Tech that ‘teleports’ humans into robots enters final of global competition

UK robotics company Cyberselves, which uses ‘telepresence technology,’ has won a spot in the finals of the global ANA Avatar XPRISE robotics competition.

The tech enables humans to ‘teleport’ into a robot and control it.

The human operator can see, hear, and feel through the robot, allowing them to perform tasks from a vast distance as if they were really there.

According to the robotics company, it is believed the technology could provide remote support in hazardous environments, for telemedicine, and space exploration.

The $10 million Avatar XPRIZE is a four-year global competition focused on the development of an avatar system that will deploy a human’s senses, actions, and presence to a remote location in real time.

Cyberselves is one of only two UK companies to have made it into the finals of the competition, which was open to entries from around the world.

In the semi-finals, which took place in Miami in September 2021, each avatar system was challenged to carry out three tasks: complete a children’s jigsaw puzzle of farmyard animals, grab and raise a wine glass in a toast with a human companion, and lift a vase to feel its texture.
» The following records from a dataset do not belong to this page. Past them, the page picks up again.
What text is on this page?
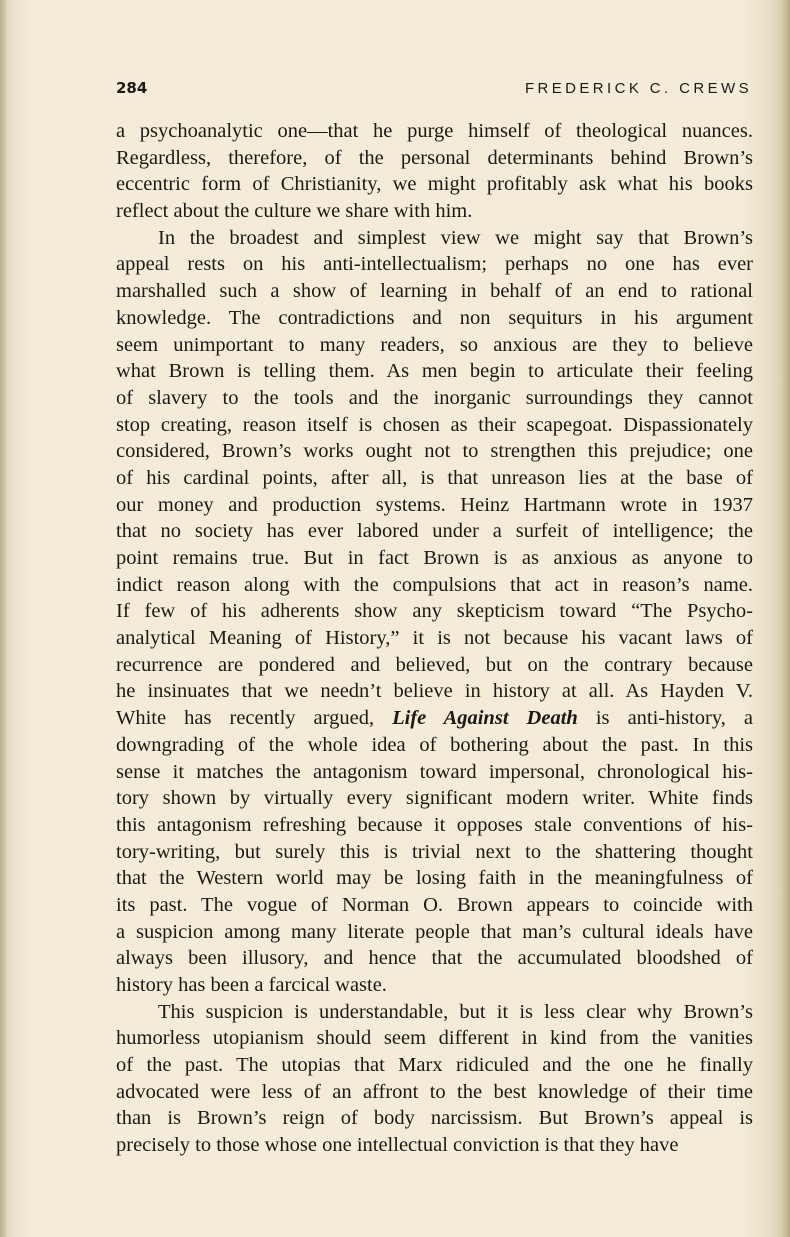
284	FREDERICK C. CREWS
a psychoanalytic one—that he purge himself of theological nuances.
Regardless, therefore, of the personal determinants behind Brown’s
eccentric form of Christianity, we might profitably ask what his books
reflect about the culture we share with him.
In the broadest and simplest view we might say that Brown’s
appeal rests on his anti-intellectualism; perhaps no one has ever
marshalled such a show of learning in behalf of an end to rational
knowledge. The contradictions and non sequiturs in his argument
seem unimportant to many readers, so anxious are they to believe
what Brown is telling them. As men begin to articulate their feeling
of slavery to the tools and the inorganic surroundings they cannot
stop creating, reason itself is chosen as their scapegoat. Dispassionately
considered, Brown’s works ought not to strengthen this prejudice; one
of his cardinal points, after all, is that unreason lies at the base of
our money and production systems. Heinz Hartmann wrote in 1937
that no society has ever labored under a surfeit of intelligence; the
point remains true. But in fact Brown is as anxious as anyone to
indict reason along with the compulsions that act in reason’s name.
If few of his adherents show any skepticism toward “The Psycho-
analytical Meaning of History,” it is not because his vacant laws of
recurrence are pondered and believed, but on the contrary because
he insinuates that we needn’t believe in history at all. As Hayden V.
White has recently argued, Life Against Death is anti-history, a
downgrading of the whole idea of bothering about the past. In this
sense it matches the antagonism toward impersonal, chronological his-
tory shown by virtually every significant modern writer. White finds
this antagonism refreshing because it opposes stale conventions of his-
tory-writing, but surely this is trivial next to the shattering thought
that the Western world may be losing faith in the meaningfulness of
its past. The vogue of Norman O. Brown appears to coincide with
a suspicion among many literate people that man’s cultural ideals have
always been illusory, and hence that the accumulated bloodshed of
history has been a farcical waste.
This suspicion is understandable, but it is less clear why Brown’s
humorless utopianism should seem different in kind from the vanities
of the past. The utopias that Marx ridiculed and the one he finally
advocated were less of an affront to the best knowledge of their time
than is Brown’s reign of body narcissism. But Brown’s appeal is
precisely to those whose one intellectual conviction is that they have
The systems were judged on their ability to execute the tasks whilst conveying a sense of presence for the human operator and the person with whom the robot interacted.

“We are incredibly proud to have made it into the finals of the Avatar XPRIZE,” said Daniel Camilleri, co-founder and chief technology officer at Cyberselves. Our Teleport app makes the remote operation of robots both powerfully effective and functionally simple. With a smart phone, browser or VR headset, the user can take remote control of any robot in a way that is intuitive to the human body. The system has already been integrated with underwater ROVs, land-based UGVs and humanoid social robots.”

Camilleri added: “Sending signals through our cloud-based, low-latency communications platform, Animus, a movement made by a human operator in Europe could be carried out almost simultaneously by a robot in the United States. This seamless functionality is what makes the technology so promising for numerous real-world applications, from inspecting offshore wind farms to supporting disaster recovery.”